Saturday, May 12, 2007

more on the power of Art

so the director was thinking about this quote by Lenin and thought, what if Lenin could have been forced to listen to the Appassionata just as he was getting ready to smash in somebody's head? and he (the director) then wondered whether he could create a dramatic situation in which Lenin had to listen to the Appassionata because he was really trying to listen to something else. an image popped in his head of a man in a depressing room, with earphones, "expecting to hear words that go against his beloved ideology, but actually hearing a music so beautiful and so powerful that it makes him re-think (or rather: re-feel) that ideology."

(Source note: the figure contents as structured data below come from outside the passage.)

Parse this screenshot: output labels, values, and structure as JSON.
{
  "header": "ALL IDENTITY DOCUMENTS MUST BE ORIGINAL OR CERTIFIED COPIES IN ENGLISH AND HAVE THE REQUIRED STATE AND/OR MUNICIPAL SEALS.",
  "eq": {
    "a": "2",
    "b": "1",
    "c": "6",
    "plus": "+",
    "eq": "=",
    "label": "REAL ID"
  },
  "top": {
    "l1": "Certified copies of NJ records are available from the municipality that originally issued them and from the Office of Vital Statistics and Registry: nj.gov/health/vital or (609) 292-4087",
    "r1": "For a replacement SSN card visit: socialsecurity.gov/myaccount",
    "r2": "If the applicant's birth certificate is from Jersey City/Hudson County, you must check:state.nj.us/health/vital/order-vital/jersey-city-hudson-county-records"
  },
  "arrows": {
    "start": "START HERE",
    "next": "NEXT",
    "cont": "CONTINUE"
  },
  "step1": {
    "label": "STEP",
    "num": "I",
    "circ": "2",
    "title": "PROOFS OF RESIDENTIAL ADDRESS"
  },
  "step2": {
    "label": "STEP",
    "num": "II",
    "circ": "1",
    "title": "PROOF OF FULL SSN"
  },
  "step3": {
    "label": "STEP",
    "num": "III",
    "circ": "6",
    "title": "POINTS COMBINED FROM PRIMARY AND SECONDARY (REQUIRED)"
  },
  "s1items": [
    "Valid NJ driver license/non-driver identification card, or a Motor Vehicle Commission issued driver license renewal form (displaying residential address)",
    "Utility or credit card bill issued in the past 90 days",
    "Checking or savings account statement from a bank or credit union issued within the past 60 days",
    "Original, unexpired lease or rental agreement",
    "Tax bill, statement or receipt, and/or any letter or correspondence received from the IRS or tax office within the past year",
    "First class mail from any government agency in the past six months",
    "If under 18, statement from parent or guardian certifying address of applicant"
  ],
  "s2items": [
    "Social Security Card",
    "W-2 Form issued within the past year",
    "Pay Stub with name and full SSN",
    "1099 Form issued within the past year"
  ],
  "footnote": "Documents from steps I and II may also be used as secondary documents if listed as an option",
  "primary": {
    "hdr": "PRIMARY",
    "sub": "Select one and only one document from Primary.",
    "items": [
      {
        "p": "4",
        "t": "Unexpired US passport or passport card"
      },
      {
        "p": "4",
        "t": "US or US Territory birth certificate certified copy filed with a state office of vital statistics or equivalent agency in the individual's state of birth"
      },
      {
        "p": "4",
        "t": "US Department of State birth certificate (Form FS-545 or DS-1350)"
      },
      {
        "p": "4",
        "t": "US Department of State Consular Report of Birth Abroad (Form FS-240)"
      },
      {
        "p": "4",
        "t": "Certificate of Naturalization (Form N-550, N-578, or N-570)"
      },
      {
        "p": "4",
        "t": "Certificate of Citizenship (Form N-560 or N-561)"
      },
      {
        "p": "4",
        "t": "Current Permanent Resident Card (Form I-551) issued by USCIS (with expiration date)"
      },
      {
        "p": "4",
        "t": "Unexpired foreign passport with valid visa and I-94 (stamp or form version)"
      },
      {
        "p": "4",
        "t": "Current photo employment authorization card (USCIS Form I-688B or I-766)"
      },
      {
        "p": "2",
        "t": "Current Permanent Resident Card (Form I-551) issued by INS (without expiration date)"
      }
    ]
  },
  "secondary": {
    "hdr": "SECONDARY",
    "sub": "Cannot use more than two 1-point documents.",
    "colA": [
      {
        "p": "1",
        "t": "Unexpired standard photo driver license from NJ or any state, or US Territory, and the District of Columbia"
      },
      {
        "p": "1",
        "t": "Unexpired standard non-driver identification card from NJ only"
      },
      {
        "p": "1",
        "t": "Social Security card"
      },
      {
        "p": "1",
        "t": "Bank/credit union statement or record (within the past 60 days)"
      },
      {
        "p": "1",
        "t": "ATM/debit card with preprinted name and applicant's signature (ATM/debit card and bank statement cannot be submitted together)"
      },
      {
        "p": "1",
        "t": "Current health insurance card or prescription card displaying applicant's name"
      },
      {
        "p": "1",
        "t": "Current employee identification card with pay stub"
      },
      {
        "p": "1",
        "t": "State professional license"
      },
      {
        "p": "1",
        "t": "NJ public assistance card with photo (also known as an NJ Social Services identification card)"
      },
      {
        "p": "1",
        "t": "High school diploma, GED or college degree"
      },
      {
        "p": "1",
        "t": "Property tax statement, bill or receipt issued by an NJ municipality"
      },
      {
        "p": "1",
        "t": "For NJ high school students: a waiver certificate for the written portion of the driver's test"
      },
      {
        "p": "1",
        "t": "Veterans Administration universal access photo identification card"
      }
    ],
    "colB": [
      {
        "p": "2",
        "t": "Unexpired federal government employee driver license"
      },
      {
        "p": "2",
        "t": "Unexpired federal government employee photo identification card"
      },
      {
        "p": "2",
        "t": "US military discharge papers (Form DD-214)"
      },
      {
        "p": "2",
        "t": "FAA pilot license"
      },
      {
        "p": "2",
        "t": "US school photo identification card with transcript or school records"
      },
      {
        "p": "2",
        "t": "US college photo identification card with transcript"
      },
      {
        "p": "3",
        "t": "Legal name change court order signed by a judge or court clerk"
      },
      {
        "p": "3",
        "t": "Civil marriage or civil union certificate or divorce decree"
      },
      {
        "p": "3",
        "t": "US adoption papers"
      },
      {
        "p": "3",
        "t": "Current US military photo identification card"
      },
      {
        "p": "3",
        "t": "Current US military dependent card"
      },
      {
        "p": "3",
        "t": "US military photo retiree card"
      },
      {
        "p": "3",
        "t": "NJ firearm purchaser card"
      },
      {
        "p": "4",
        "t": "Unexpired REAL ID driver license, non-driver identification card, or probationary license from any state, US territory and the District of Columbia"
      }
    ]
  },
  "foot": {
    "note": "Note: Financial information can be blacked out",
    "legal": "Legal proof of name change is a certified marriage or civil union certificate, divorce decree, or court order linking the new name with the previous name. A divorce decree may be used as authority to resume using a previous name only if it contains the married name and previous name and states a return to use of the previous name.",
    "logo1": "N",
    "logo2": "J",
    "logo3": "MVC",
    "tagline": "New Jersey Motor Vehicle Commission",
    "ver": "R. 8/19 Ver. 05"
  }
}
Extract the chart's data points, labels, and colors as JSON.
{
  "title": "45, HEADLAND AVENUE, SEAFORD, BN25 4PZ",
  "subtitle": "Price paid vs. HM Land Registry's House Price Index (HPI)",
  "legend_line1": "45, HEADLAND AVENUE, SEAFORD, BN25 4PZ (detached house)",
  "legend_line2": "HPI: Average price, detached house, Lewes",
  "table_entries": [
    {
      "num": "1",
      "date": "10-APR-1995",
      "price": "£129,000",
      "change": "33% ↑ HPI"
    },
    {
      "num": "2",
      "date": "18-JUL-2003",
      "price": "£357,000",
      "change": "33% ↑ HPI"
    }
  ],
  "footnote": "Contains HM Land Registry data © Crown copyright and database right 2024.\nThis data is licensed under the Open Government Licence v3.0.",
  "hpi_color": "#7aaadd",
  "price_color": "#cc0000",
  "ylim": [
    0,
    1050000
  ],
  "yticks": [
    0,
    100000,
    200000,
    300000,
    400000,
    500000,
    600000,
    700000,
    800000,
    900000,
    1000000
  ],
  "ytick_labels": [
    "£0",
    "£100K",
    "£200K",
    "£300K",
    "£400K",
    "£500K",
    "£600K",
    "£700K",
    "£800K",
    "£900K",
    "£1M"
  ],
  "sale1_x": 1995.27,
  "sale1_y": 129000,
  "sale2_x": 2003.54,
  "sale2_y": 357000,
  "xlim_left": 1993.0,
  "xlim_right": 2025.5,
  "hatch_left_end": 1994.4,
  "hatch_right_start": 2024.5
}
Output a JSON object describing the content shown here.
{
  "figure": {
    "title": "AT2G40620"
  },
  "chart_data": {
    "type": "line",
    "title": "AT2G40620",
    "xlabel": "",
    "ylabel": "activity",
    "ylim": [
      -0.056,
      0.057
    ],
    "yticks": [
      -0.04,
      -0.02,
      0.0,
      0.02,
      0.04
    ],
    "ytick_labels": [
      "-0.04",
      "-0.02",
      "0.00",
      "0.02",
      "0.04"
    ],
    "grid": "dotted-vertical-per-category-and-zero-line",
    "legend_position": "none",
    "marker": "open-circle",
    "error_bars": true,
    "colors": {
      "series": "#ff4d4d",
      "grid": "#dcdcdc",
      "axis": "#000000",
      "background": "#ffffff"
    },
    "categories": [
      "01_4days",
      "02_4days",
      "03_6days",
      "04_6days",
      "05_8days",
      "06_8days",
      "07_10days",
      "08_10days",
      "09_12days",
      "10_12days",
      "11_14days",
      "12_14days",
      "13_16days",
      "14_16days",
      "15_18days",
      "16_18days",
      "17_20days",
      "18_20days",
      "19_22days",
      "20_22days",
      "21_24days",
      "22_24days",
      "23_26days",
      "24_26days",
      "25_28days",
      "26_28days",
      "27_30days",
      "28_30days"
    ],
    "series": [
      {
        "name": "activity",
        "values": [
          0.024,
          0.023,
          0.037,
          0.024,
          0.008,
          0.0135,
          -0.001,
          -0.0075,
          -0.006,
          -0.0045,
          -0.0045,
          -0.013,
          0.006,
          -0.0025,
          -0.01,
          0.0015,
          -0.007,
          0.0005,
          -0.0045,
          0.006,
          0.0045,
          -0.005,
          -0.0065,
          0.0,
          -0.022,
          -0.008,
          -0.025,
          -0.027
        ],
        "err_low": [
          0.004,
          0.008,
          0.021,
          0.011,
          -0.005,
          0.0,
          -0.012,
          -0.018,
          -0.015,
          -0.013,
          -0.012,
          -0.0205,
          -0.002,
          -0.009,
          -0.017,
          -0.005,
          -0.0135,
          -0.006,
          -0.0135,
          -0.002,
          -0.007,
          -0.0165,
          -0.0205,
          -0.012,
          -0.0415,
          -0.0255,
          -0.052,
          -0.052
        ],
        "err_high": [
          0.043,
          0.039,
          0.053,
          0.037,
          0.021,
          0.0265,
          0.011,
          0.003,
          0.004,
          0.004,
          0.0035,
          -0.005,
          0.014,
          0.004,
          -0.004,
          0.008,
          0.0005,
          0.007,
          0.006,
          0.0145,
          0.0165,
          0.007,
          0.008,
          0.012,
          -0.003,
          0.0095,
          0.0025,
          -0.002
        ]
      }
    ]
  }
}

and here we have the beauty of one of the two major themes i see in the movie: the power of Art to push us toward the better. Plato says that when we see something beautiful, we are reminded of a divine Beauty that we are trying to pursue. i love that the director says re-feel instead of re-think. this is what i was talking about in relation to principle. i think this is what Lewis would call the chest in Abolition of Man (see my comment on the previous post, about the value of the waterfall). if our gut represents our instincts/natural reactions/feelings and the head represents extreme rationality, there exists between the two the principle of the chest-something between thinking and feeling and actually much deeper than either. it's so appropriate though, that he corrects himself to say re-feel rather than re-think because Art (especially music) very often doesn't make us think, it makes us "feel." but it's so powerful that it can change our thinking.